De Gratiliano, além da passio, nenhum outro documento relata qualquer informação; Muito feliz, por outro lado, muito venerada na Úmbria e na Toscana, ela é lembrada no Martirológio Jerônimo em 26 de maio como mártir de Todi e em 24 de novembro como mártir de Perugia. Lanzoni pensava que apenas um era o mártir que Felicissima venerava em vários dias, em diferentes lugares, mas a cronologia diferente talvez não permita tal identificação. A mártir de Faleri, então, segundo a passio, teria morrido em 12 de agosto e, nessa data, foi lembrada no Martirológio Romano.
Quando Faleri foi destruída no século VII, as relíquias de Gratiliano foram transportadas para Civita Castellana e colocadas sob o altar-mor da catedral. Na época da invasão dos bárbaros, eles foram transferidos para a cripta da mesma catedral, que em tempos mais recentes foi dedicada aos dois mártires e onde foi instalado um magnífico baixo-relevo de mármore branco representando-os.

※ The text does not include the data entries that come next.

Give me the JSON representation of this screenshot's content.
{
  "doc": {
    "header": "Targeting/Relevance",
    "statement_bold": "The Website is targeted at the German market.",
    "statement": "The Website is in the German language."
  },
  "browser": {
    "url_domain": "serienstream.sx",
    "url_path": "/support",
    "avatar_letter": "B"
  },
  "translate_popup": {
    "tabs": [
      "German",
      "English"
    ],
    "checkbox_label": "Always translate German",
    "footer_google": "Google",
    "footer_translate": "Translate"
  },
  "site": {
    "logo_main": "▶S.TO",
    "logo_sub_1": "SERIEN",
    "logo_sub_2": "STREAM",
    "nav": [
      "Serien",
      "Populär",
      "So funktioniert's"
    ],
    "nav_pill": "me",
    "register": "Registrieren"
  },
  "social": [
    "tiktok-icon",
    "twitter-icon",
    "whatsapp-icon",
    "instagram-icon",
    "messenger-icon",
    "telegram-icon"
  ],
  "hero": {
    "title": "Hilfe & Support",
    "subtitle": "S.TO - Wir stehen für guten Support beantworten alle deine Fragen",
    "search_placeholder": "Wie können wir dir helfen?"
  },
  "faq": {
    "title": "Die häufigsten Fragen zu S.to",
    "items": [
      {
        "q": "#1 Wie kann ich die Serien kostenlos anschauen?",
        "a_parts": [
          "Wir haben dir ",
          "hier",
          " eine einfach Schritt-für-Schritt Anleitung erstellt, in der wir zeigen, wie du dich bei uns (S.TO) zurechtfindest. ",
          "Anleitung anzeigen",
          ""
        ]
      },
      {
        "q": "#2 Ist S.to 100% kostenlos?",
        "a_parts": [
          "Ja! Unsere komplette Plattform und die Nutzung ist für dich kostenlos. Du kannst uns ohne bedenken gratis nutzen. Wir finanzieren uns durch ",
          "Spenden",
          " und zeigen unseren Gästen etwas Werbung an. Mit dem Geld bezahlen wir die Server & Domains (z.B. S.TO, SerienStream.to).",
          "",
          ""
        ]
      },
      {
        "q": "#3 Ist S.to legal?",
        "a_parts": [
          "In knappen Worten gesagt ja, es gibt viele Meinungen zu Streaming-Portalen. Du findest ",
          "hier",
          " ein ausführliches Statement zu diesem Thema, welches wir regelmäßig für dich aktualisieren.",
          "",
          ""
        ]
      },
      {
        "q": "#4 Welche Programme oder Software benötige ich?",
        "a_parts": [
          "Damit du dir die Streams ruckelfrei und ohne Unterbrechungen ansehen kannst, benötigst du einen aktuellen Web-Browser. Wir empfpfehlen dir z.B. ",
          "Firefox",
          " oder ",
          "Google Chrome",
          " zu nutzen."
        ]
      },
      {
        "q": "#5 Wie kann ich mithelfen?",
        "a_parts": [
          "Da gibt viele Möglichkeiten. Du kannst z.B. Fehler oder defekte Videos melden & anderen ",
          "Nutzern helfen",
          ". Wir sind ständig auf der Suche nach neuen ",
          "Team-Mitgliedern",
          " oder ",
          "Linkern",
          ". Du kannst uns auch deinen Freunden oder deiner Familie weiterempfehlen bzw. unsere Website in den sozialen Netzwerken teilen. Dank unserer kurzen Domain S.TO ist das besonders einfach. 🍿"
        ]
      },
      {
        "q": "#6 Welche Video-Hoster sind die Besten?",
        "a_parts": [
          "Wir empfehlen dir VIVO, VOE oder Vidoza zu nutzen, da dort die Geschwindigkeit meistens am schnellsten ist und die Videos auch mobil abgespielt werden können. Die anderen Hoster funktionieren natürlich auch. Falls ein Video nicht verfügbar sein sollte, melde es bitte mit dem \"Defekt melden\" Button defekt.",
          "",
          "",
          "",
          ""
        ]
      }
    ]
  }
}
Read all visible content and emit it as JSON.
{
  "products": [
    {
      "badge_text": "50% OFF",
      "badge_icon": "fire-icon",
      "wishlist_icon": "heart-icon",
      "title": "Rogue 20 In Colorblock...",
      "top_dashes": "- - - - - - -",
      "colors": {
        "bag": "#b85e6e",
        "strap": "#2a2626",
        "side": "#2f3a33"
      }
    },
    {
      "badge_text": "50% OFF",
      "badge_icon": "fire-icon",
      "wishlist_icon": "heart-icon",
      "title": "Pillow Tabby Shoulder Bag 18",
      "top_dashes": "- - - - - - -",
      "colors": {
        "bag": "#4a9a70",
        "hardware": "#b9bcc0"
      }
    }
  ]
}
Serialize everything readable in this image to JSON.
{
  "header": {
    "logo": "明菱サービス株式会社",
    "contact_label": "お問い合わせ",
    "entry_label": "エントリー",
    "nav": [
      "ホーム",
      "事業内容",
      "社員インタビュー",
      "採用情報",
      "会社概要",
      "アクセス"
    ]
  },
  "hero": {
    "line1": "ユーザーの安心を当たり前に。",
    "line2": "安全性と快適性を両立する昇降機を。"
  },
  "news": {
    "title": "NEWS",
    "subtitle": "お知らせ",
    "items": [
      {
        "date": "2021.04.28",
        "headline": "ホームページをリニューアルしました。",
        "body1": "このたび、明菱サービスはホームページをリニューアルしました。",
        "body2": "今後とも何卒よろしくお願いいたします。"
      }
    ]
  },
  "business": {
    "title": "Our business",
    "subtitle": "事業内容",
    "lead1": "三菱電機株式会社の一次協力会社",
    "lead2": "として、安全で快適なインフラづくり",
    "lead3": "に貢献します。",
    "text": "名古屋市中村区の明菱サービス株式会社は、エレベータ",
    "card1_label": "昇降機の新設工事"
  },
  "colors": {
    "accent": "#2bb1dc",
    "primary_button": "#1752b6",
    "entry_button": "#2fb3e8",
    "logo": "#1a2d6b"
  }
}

As relíquias de Felicissima, ao mesmo tempo, provavelmente foram transportadas para Ferento, onde, no século XII, foram transferidas para Viterbo e colocadas com honra na igreja de S. Sisto. O Martirológio desta igreja celebra a referida translação em 2 de setembro e a invenção das relíquias na mesma igreja em 2 de maio.
Gratiliano também é altamente venerado em Bassano di Sutri, do qual é o principal padroeiro. A igreja paroquial desta cidade se orgulha de possuir uma relíquia do mártir. Segundo notícias que não são certas, a ilustre relíquia foi doada em 1437 pelo bispo de Civita Castellana ao bispo de Sutri e posteriormente transportada para Bassano. Em homenagem ao mártir, igrejas também foram construídas em Capranica di Sutri e Gallese.
Por causa da relação que os mártires teriam com São Eutizio di Ferento, nossos santos, também são venerados em Carbognano.